Morning and Midnight

it's strange this year, must be the place; things are coming up, or out, or back, things put in the past. people put in the past. songs that always held their spot in tangible torn off corners of my other lives. the desire for newer, brighter bindings feels lately fading, stemmed from lack of new findings I suppose and I consider the winter’s got me down and indisposed. the winter got me close. this year the winter bought the most in months of earnest mornings and solo midnight toasts. hours into light and feeling in the dark for ideas of fate. of faith and finding. positivity from all my faulty sides. some say faith is futile, some feel faith divine, but here I am for faith is just a question, and your belief in a strangers nod. in that sense, suspect the face of every stranger brings to you the face of god, and every foreign road should find you with a smile, knowing. you've been known. maybe now, maybe once, maybe all those eyes along the road were all yours before.

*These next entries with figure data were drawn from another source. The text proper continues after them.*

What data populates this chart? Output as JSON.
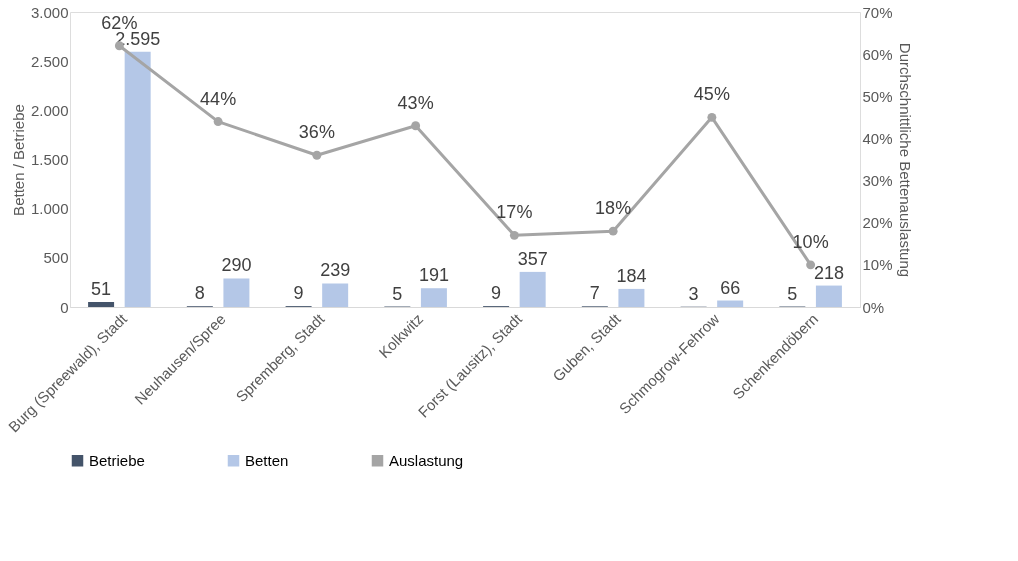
{
  "chart_data": {
    "type": "bar",
    "categories": [
      "Burg (Spreewald), Stadt",
      "Neuhausen/Spree",
      "Spremberg, Stadt",
      "Kolkwitz",
      "Forst (Lausitz), Stadt",
      "Guben, Stadt",
      "Schmogrow-Fehrow",
      "Schenkendöbern"
    ],
    "series": [
      {
        "name": "Betriebe",
        "color": "#44546a",
        "values": [
          51,
          8,
          9,
          5,
          9,
          7,
          3,
          5
        ],
        "value_labels": [
          "51",
          "8",
          "9",
          "5",
          "9",
          "7",
          "3",
          "5"
        ]
      },
      {
        "name": "Betten",
        "color": "#b4c7e7",
        "values": [
          2595,
          290,
          239,
          191,
          357,
          184,
          66,
          218
        ],
        "value_labels": [
          "2.595",
          "290",
          "239",
          "191",
          "357",
          "184",
          "66",
          "218"
        ]
      },
      {
        "name": "Auslastung",
        "type": "line",
        "axis": "y2",
        "marker": "circle",
        "line_style": "solid",
        "color": "#a5a5a5",
        "values": [
          62,
          44,
          36,
          43,
          17,
          18,
          45,
          10
        ],
        "value_labels": [
          "62%",
          "44%",
          "36%",
          "43%",
          "17%",
          "18%",
          "45%",
          "10%"
        ]
      }
    ],
    "ylabel": "Betten / Betriebe",
    "y2label": "Durchschnittliche Bettenauslastung",
    "ylim": [
      0,
      3000
    ],
    "yticks": [
      {
        "value": 0,
        "label": "0"
      },
      {
        "value": 500,
        "label": "500"
      },
      {
        "value": 1000,
        "label": "1.000"
      },
      {
        "value": 1500,
        "label": "1.500"
      },
      {
        "value": 2000,
        "label": "2.000"
      },
      {
        "value": 2500,
        "label": "2.500"
      },
      {
        "value": 3000,
        "label": "3.000"
      }
    ],
    "y2lim": [
      0,
      70
    ],
    "y2ticks": [
      {
        "value": 0,
        "label": "0%"
      },
      {
        "value": 10,
        "label": "10%"
      },
      {
        "value": 20,
        "label": "20%"
      },
      {
        "value": 30,
        "label": "30%"
      },
      {
        "value": 40,
        "label": "40%"
      },
      {
        "value": 50,
        "label": "50%"
      },
      {
        "value": 60,
        "label": "60%"
      },
      {
        "value": 70,
        "label": "70%"
      }
    ],
    "grid": false,
    "legend": "bottom"
  }
}
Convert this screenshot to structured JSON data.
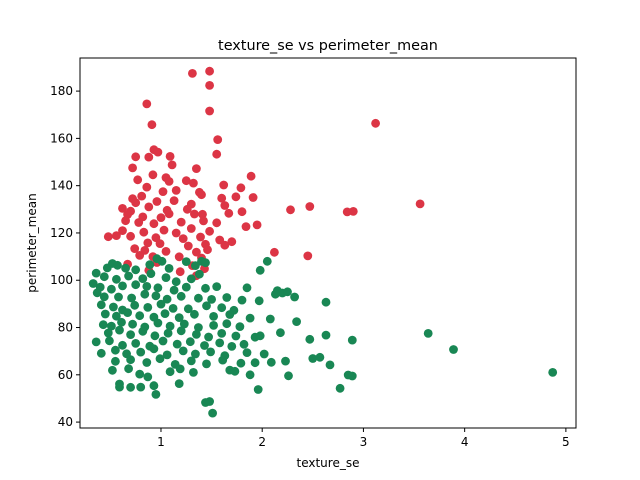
{
  "chart_data": {
    "type": "scatter",
    "title": "texture_se vs perimeter_mean",
    "xlabel": "texture_se",
    "ylabel": "perimeter_mean",
    "xlim": [
      0.2,
      5.1
    ],
    "ylim": [
      37.5,
      194
    ],
    "x_ticks": [
      1,
      2,
      3,
      4,
      5
    ],
    "y_ticks": [
      40,
      60,
      80,
      100,
      120,
      140,
      160,
      180
    ],
    "grid": false,
    "legend": "none",
    "series": [
      {
        "color": "#dc3545",
        "points": [
          [
            1.31,
            187.5
          ],
          [
            1.48,
            188.4
          ],
          [
            1.48,
            182.4
          ],
          [
            0.86,
            174.6
          ],
          [
            1.48,
            171.6
          ],
          [
            3.12,
            166.4
          ],
          [
            0.91,
            165.8
          ],
          [
            1.56,
            159.5
          ],
          [
            0.88,
            152.1
          ],
          [
            0.93,
            155.2
          ],
          [
            0.97,
            154.2
          ],
          [
            1.55,
            153.3
          ],
          [
            0.75,
            152.2
          ],
          [
            0.72,
            147.5
          ],
          [
            1.09,
            152.4
          ],
          [
            1.11,
            148.8
          ],
          [
            1.35,
            147.2
          ],
          [
            0.92,
            144.6
          ],
          [
            0.77,
            142.5
          ],
          [
            1.05,
            143.4
          ],
          [
            1.08,
            141.8
          ],
          [
            1.25,
            142.1
          ],
          [
            1.32,
            141.1
          ],
          [
            1.89,
            144.0
          ],
          [
            0.86,
            139.4
          ],
          [
            1.62,
            140.3
          ],
          [
            1.79,
            139.1
          ],
          [
            1.02,
            137.5
          ],
          [
            1.15,
            138.0
          ],
          [
            1.38,
            137.2
          ],
          [
            1.4,
            136.2
          ],
          [
            0.81,
            135.6
          ],
          [
            0.72,
            134.5
          ],
          [
            1.6,
            134.7
          ],
          [
            1.74,
            135.3
          ],
          [
            1.91,
            135.0
          ],
          [
            0.75,
            132.8
          ],
          [
            0.96,
            133.3
          ],
          [
            1.13,
            133.7
          ],
          [
            1.3,
            132.2
          ],
          [
            1.63,
            131.6
          ],
          [
            0.88,
            131.0
          ],
          [
            0.62,
            130.4
          ],
          [
            0.7,
            129.2
          ],
          [
            1.06,
            129.6
          ],
          [
            1.26,
            130.0
          ],
          [
            2.28,
            129.8
          ],
          [
            2.47,
            131.2
          ],
          [
            2.84,
            128.9
          ],
          [
            2.9,
            129.1
          ],
          [
            3.56,
            132.3
          ],
          [
            0.67,
            127.8
          ],
          [
            0.82,
            126.8
          ],
          [
            1.0,
            126.5
          ],
          [
            1.08,
            128.1
          ],
          [
            1.33,
            128.0
          ],
          [
            1.41,
            127.9
          ],
          [
            1.67,
            128.3
          ],
          [
            1.8,
            129.0
          ],
          [
            0.65,
            125.2
          ],
          [
            0.78,
            124.4
          ],
          [
            0.93,
            123.9
          ],
          [
            1.2,
            124.6
          ],
          [
            1.42,
            125.1
          ],
          [
            1.55,
            124.3
          ],
          [
            1.84,
            122.7
          ],
          [
            1.95,
            123.4
          ],
          [
            0.62,
            121.0
          ],
          [
            0.83,
            120.3
          ],
          [
            1.03,
            121.2
          ],
          [
            1.15,
            120.0
          ],
          [
            1.3,
            121.9
          ],
          [
            1.48,
            120.7
          ],
          [
            0.7,
            118.6
          ],
          [
            0.48,
            118.4
          ],
          [
            0.56,
            118.9
          ],
          [
            0.95,
            118.0
          ],
          [
            1.22,
            117.6
          ],
          [
            1.39,
            118.3
          ],
          [
            1.58,
            117.0
          ],
          [
            1.7,
            116.3
          ],
          [
            0.87,
            115.8
          ],
          [
            0.99,
            115.5
          ],
          [
            1.27,
            114.5
          ],
          [
            1.44,
            115.2
          ],
          [
            1.63,
            114.8
          ],
          [
            0.74,
            113.4
          ],
          [
            0.84,
            112.6
          ],
          [
            1.05,
            112.2
          ],
          [
            1.35,
            111.9
          ],
          [
            1.46,
            112.9
          ],
          [
            2.12,
            111.8
          ],
          [
            0.79,
            110.5
          ],
          [
            0.92,
            110.0
          ],
          [
            1.18,
            109.9
          ],
          [
            1.4,
            109.4
          ],
          [
            2.45,
            110.3
          ],
          [
            0.67,
            106.8
          ],
          [
            0.96,
            107.5
          ],
          [
            1.31,
            106.2
          ],
          [
            1.43,
            104.9
          ],
          [
            1.19,
            103.6
          ],
          [
            0.88,
            104.2
          ],
          [
            1.35,
            101.9
          ]
        ]
      },
      {
        "color": "#198754",
        "points": [
          [
            0.36,
            103.0
          ],
          [
            0.47,
            105.2
          ],
          [
            0.52,
            107.1
          ],
          [
            0.57,
            106.3
          ],
          [
            0.65,
            105.1
          ],
          [
            0.75,
            104.4
          ],
          [
            0.89,
            106.6
          ],
          [
            0.96,
            109.1
          ],
          [
            1.01,
            108.0
          ],
          [
            1.08,
            105.0
          ],
          [
            1.25,
            107.9
          ],
          [
            1.34,
            106.2
          ],
          [
            1.4,
            108.0
          ],
          [
            1.44,
            107.4
          ],
          [
            1.98,
            104.2
          ],
          [
            2.05,
            108.0
          ],
          [
            0.44,
            101.5
          ],
          [
            0.56,
            100.4
          ],
          [
            0.68,
            101.8
          ],
          [
            0.82,
            100.7
          ],
          [
            0.9,
            102.8
          ],
          [
            1.05,
            101.1
          ],
          [
            1.15,
            99.4
          ],
          [
            1.3,
            100.6
          ],
          [
            1.38,
            102.6
          ],
          [
            0.33,
            98.6
          ],
          [
            0.4,
            97.1
          ],
          [
            0.51,
            96.2
          ],
          [
            0.62,
            97.6
          ],
          [
            0.75,
            98.1
          ],
          [
            0.86,
            97.4
          ],
          [
            0.97,
            96.8
          ],
          [
            1.13,
            95.8
          ],
          [
            1.25,
            97.1
          ],
          [
            1.44,
            96.6
          ],
          [
            1.55,
            97.3
          ],
          [
            1.85,
            96.8
          ],
          [
            2.15,
            95.6
          ],
          [
            2.2,
            94.6
          ],
          [
            2.25,
            95.1
          ],
          [
            2.32,
            92.9
          ],
          [
            0.37,
            94.7
          ],
          [
            0.44,
            93.0
          ],
          [
            0.58,
            92.9
          ],
          [
            0.71,
            92.5
          ],
          [
            0.84,
            94.1
          ],
          [
            0.95,
            93.4
          ],
          [
            1.06,
            92.0
          ],
          [
            1.2,
            93.2
          ],
          [
            1.37,
            92.4
          ],
          [
            1.5,
            91.9
          ],
          [
            1.65,
            92.7
          ],
          [
            1.8,
            91.6
          ],
          [
            1.97,
            91.3
          ],
          [
            2.13,
            94.1
          ],
          [
            2.63,
            90.7
          ],
          [
            0.41,
            89.6
          ],
          [
            0.53,
            88.7
          ],
          [
            0.62,
            87.4
          ],
          [
            0.74,
            89.4
          ],
          [
            0.87,
            88.5
          ],
          [
            1.0,
            89.9
          ],
          [
            1.12,
            88.1
          ],
          [
            1.27,
            87.9
          ],
          [
            1.45,
            89.2
          ],
          [
            1.6,
            88.4
          ],
          [
            1.72,
            87.3
          ],
          [
            0.45,
            85.7
          ],
          [
            0.56,
            84.8
          ],
          [
            0.67,
            86.3
          ],
          [
            0.79,
            85.0
          ],
          [
            0.93,
            84.4
          ],
          [
            1.04,
            85.9
          ],
          [
            1.18,
            84.2
          ],
          [
            1.33,
            85.6
          ],
          [
            1.52,
            84.7
          ],
          [
            1.68,
            85.5
          ],
          [
            1.88,
            84.0
          ],
          [
            2.08,
            83.6
          ],
          [
            2.34,
            82.5
          ],
          [
            0.43,
            81.2
          ],
          [
            0.51,
            80.6
          ],
          [
            0.61,
            82.2
          ],
          [
            0.72,
            81.4
          ],
          [
            0.84,
            80.2
          ],
          [
            0.97,
            81.9
          ],
          [
            1.09,
            80.6
          ],
          [
            1.23,
            81.5
          ],
          [
            1.37,
            80.0
          ],
          [
            1.52,
            80.9
          ],
          [
            1.65,
            81.6
          ],
          [
            1.78,
            80.4
          ],
          [
            0.48,
            77.7
          ],
          [
            0.59,
            78.9
          ],
          [
            0.7,
            77.0
          ],
          [
            0.82,
            78.4
          ],
          [
            0.94,
            76.5
          ],
          [
            1.07,
            77.6
          ],
          [
            1.2,
            78.6
          ],
          [
            1.35,
            77.1
          ],
          [
            1.47,
            76.0
          ],
          [
            1.6,
            77.5
          ],
          [
            1.74,
            76.4
          ],
          [
            1.93,
            75.9
          ],
          [
            1.98,
            76.5
          ],
          [
            2.18,
            77.8
          ],
          [
            2.47,
            75.0
          ],
          [
            2.63,
            76.8
          ],
          [
            2.89,
            74.7
          ],
          [
            3.64,
            77.5
          ],
          [
            0.36,
            73.9
          ],
          [
            0.49,
            74.4
          ],
          [
            0.62,
            72.5
          ],
          [
            0.75,
            73.3
          ],
          [
            0.89,
            72.1
          ],
          [
            1.02,
            74.3
          ],
          [
            1.16,
            73.0
          ],
          [
            1.29,
            74.0
          ],
          [
            1.43,
            72.4
          ],
          [
            1.58,
            73.5
          ],
          [
            1.7,
            72.0
          ],
          [
            1.82,
            72.9
          ],
          [
            0.41,
            69.1
          ],
          [
            0.55,
            70.4
          ],
          [
            0.66,
            68.9
          ],
          [
            0.8,
            69.6
          ],
          [
            0.93,
            71.0
          ],
          [
            1.06,
            68.4
          ],
          [
            1.22,
            70.1
          ],
          [
            1.34,
            68.8
          ],
          [
            1.49,
            69.7
          ],
          [
            1.63,
            68.1
          ],
          [
            1.85,
            69.4
          ],
          [
            2.02,
            68.8
          ],
          [
            2.5,
            66.9
          ],
          [
            2.57,
            67.4
          ],
          [
            2.67,
            64.2
          ],
          [
            3.89,
            70.7
          ],
          [
            0.55,
            65.7
          ],
          [
            0.7,
            66.4
          ],
          [
            0.86,
            65.2
          ],
          [
            0.99,
            66.8
          ],
          [
            1.14,
            64.4
          ],
          [
            1.3,
            65.9
          ],
          [
            1.45,
            64.6
          ],
          [
            1.61,
            66.2
          ],
          [
            1.79,
            64.9
          ],
          [
            1.93,
            65.1
          ],
          [
            2.09,
            65.3
          ],
          [
            2.23,
            65.8
          ],
          [
            0.52,
            61.9
          ],
          [
            0.68,
            62.6
          ],
          [
            0.79,
            60.3
          ],
          [
            0.87,
            59.1
          ],
          [
            1.09,
            61.3
          ],
          [
            1.19,
            62.5
          ],
          [
            1.32,
            61.0
          ],
          [
            1.68,
            62.0
          ],
          [
            1.73,
            61.5
          ],
          [
            1.88,
            60.0
          ],
          [
            2.26,
            59.6
          ],
          [
            2.85,
            59.9
          ],
          [
            2.89,
            59.5
          ],
          [
            4.87,
            61.0
          ],
          [
            0.59,
            56.1
          ],
          [
            0.59,
            54.8
          ],
          [
            0.7,
            54.7
          ],
          [
            0.8,
            54.8
          ],
          [
            0.93,
            55.4
          ],
          [
            1.18,
            56.3
          ],
          [
            1.96,
            53.8
          ],
          [
            2.77,
            54.3
          ],
          [
            0.95,
            51.7
          ],
          [
            1.44,
            48.3
          ],
          [
            1.48,
            48.7
          ],
          [
            1.51,
            43.8
          ]
        ]
      }
    ]
  }
}
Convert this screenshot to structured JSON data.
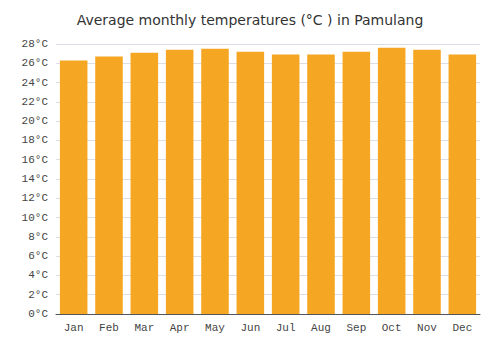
{
  "chart_data": {
    "type": "bar",
    "title": "Average monthly temperatures (°C ) in Pamulang",
    "categories": [
      "Jan",
      "Feb",
      "Mar",
      "Apr",
      "May",
      "Jun",
      "Jul",
      "Aug",
      "Sep",
      "Oct",
      "Nov",
      "Dec"
    ],
    "values": [
      26.3,
      26.7,
      27.1,
      27.4,
      27.5,
      27.2,
      26.9,
      26.9,
      27.2,
      27.6,
      27.4,
      26.9
    ],
    "color": "#F5A623",
    "ylim": [
      0,
      28
    ],
    "yticks": [
      {
        "value": 0,
        "label": "0°C"
      },
      {
        "value": 2,
        "label": "2°C"
      },
      {
        "value": 4,
        "label": "4°C"
      },
      {
        "value": 6,
        "label": "6°C"
      },
      {
        "value": 8,
        "label": "8°C"
      },
      {
        "value": 10,
        "label": "10°C"
      },
      {
        "value": 12,
        "label": "12°C"
      },
      {
        "value": 14,
        "label": "14°C"
      },
      {
        "value": 16,
        "label": "16°C"
      },
      {
        "value": 18,
        "label": "18°C"
      },
      {
        "value": 20,
        "label": "20°C"
      },
      {
        "value": 22,
        "label": "22°C"
      },
      {
        "value": 24,
        "label": "24°C"
      },
      {
        "value": 26,
        "label": "26°C"
      },
      {
        "value": 28,
        "label": "28°C"
      }
    ],
    "grid": true
  }
}
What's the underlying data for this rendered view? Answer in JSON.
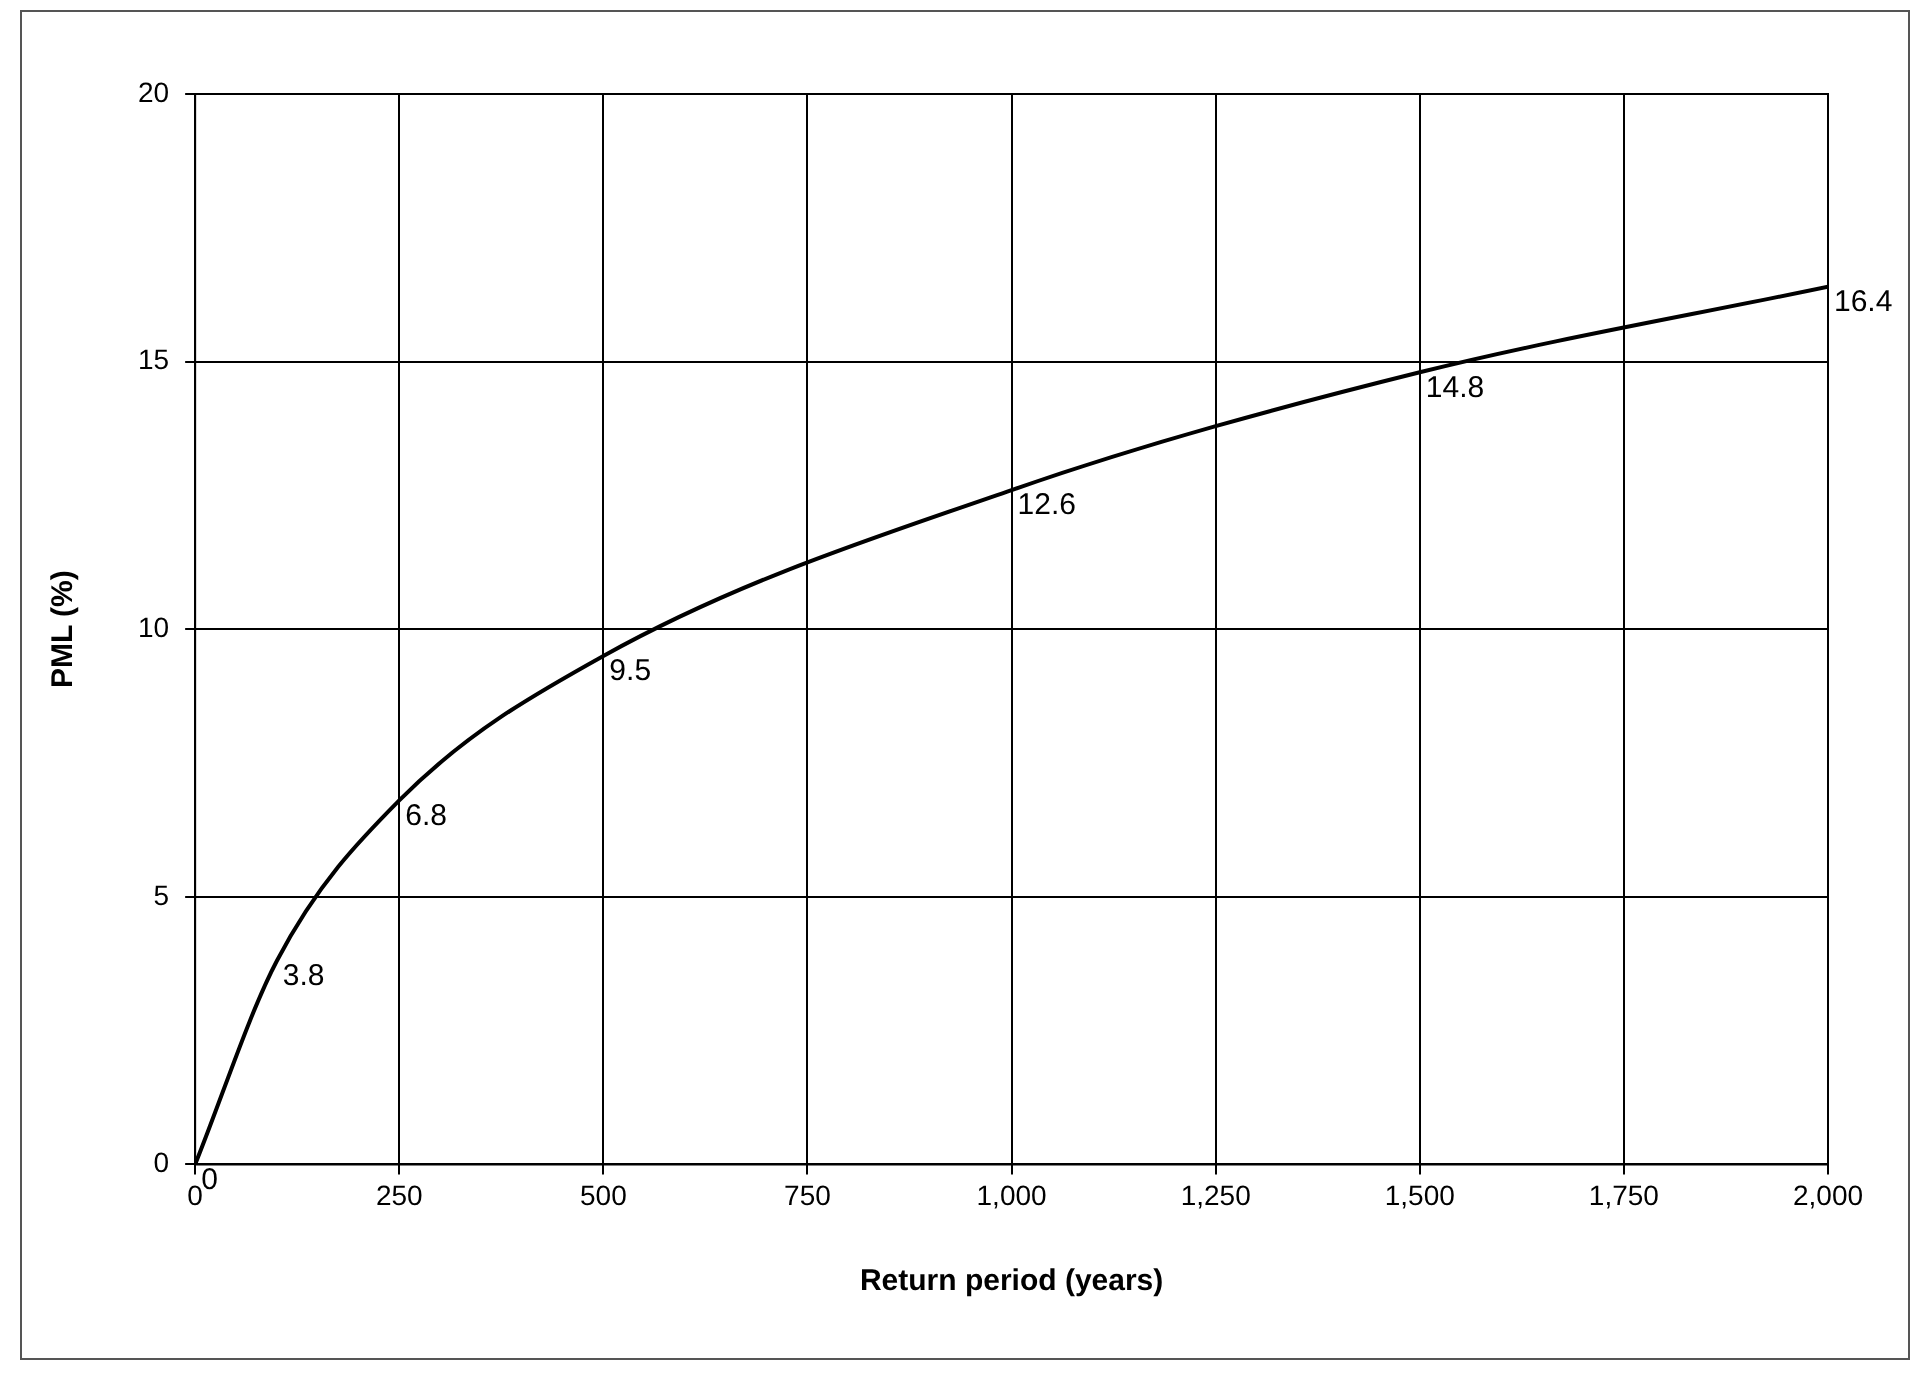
{
  "chart_data": {
    "type": "line",
    "xlabel": "Return period (years)",
    "ylabel": "PML (%)",
    "x": [
      0,
      100,
      250,
      500,
      1000,
      1500,
      2000
    ],
    "series": [
      {
        "color": "#000000",
        "values": [
          0,
          3.8,
          6.8,
          9.5,
          12.6,
          14.8,
          16.4
        ]
      }
    ],
    "xlim": [
      0,
      2000
    ],
    "xticks": [
      0,
      250,
      500,
      750,
      {
        "value": 1000,
        "label": "1,000"
      },
      {
        "value": 1250,
        "label": "1,250"
      },
      {
        "value": 1500,
        "label": "1,500"
      },
      {
        "value": 1750,
        "label": "1,750"
      },
      {
        "value": 2000,
        "label": "2,000"
      }
    ],
    "ylim": [
      0,
      20
    ],
    "yticks": [
      0,
      5,
      10,
      15,
      20
    ],
    "grid": true,
    "legend": false,
    "marker": "none",
    "line_style": "solid",
    "data_labels": true
  }
}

I think the beauty in it all is the lack of answers, and life's only finite shine , is that it's all abstract. in bleeding over fate I've found that you find your choices in your day, they do not find you gripping, hanging on in faded jeans for glory and fatalist whims. we don't blow with the wind, and though the romance ripens in my blood, everything I have loved has been found by constitution in that only I decide I; and here I place nostalgia, here I take my name. these feelings all inherited, these feelings built the flame. this year I reach for firmament, and from the vault I'll pry.

In Uncondition

the fault in conditions is the fault in all our faces; a famous lack of understanding, of unconditional terms, traced back to unbelievable words in moments when vulnerability hurt the worst. all of this becomes default, and framework for declarations of disbelief. the hardest one to love in uncondition is you, and only in periods, long, and sometimes lonely periods of strength through self study and big questions stared out bigger windows into the biggest backyards do we dare to even dream to love ourselves as much as someone else once has. this is as difficult to accept as to conceive, and many will live full lives as only silhouettes; but, those questions stem to answers, and answers to understanding, understanding bridges change and soon we form shadows in those same old window frames, in bright light and adoration. the process is what paints us, the picture presents us to the world.

In Little Rooms

given a small room for a vast becoming in every matter of the heart. a year contended and torn across a fence as all the places ahead, all acquainted friends and faces, and all the words find places left behind in a hurry as if anointed in only small talk and waning, waving hands all headed for our wastelands. the thoughts of lonely people in array, the streets all lined in fear. hearts afraid to brass, we'll all just disappear. in little box, in little room, and smile faintly in disguise. these lonely lost can't help but find, their numbered days, one year in time.

Fade to Forget

i forget sometimes, exactly where i am. i know all times exactly where i want to be, its easy to see the paradox, and feel the shift in me. i break and bend between the lines, my home is make believe. ive no belief, no hand in grand design but life and time, they sound alike and here i am just fine.and though sometimes its lost on me, exactly where i am...i love to love, and love to leave, live to dream until the end.